The main thing you need to remember when you're going through a divorce is to keep your head up high and think positive. As I mentioned above, so many people want to give up but don't be one of them. Instead, start fresh and start a new fulfilling life.
What filing bankruptcy is all about
Bankruptcy is a process whereby a person in debt can crawl out from under it and start again. The idea is to help out those who are in dire financial straits, and are in debt over their heads. The result is that you do not have to pay back most of your debts, you are debt free and can move on. The drawback is that it leaves a nasty stain on your credit report for the next ten years, making it hard to reestablish yourself and recover.
Do I really have to wait another ten years before I can get a loan again?
No. As a matter of fact it is possible to get credit again. However, it will be a bit more difficult. One possibility is to get a protected or pre-paid credit card which can be used by depositing money into it, like a bank debit card.

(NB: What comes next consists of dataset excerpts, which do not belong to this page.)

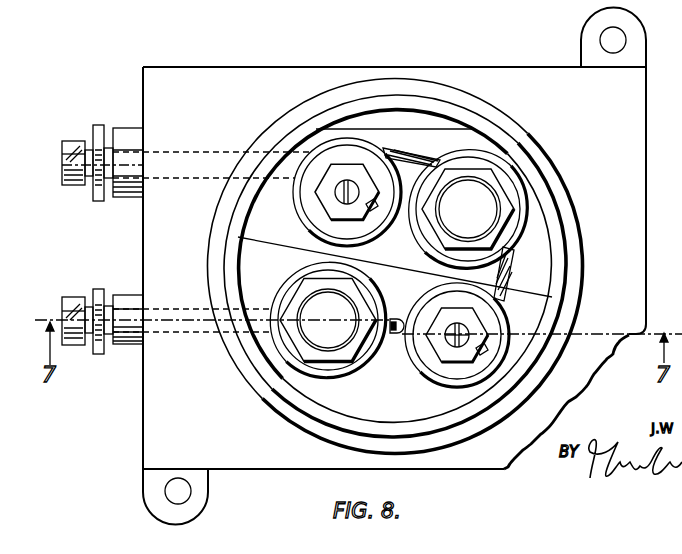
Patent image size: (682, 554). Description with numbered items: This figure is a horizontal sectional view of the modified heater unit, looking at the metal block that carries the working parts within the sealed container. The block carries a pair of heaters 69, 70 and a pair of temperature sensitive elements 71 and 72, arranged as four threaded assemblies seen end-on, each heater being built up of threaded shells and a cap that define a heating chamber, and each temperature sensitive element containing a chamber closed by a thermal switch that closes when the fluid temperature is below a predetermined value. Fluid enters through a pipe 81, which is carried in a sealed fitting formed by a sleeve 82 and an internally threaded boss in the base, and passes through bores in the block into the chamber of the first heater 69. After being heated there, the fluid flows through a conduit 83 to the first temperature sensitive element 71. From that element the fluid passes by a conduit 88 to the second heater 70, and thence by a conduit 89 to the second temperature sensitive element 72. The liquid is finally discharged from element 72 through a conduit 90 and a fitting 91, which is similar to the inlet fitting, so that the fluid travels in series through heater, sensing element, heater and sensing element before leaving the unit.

The heater 69 is at (335, 345).
The heater 70 is at (446, 226).
The temperature sensitive element 71 is at (437, 365).
The temperature sensitive element 72 is at (318, 207).
The pipe 81 is at (150, 332).
The sleeve 82 is at (100, 354).
The conduit 83 is at (395, 335).
The conduit 88 is at (513, 263).
The conduit 89 is at (410, 156).
The conduit 90 is at (150, 178).
The fitting 91 is at (100, 201).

This can help you rebuild your credit again, and establish yourself. After a while it can help you start to get loans and credit again before the ten years is up.
What about my debts?
One good thing about filing is that it gets rid of the creditors once and for all. They won't be bothering you anymore. Once all the paperwork is in and processed, it is illegal for them to keep harassing you. You have the law on your side!
Will everybody know that I filed?
No. Very few will actually know about it. However, since the file is accessible to the public it will be visible on your credit rating, and will be kept on file for ten years.
What are the changes I've been hearing about?
The original laws were passed in 1978, and were revised in 2005. The general idea of the new legislation is to make people who CAN pay some of their debts pay. The laws were being abused by those who could have paid. Here are the major changes that went into effect last year:
- You have to meet certain requirements in order to be able to file bankruptcy. Your family income will be checked to ensure that it is below the state average. They also want to make sure that your family is able to make the regular payments.
- You are required to submit your last year's tax return, in addition to all the other paperwork.
- They also require that you have lived in the state in which you file for at least two years. The reason for this is that some states have more or less lenient laws.
- Child support and alimony and are the debts that have to be paid first.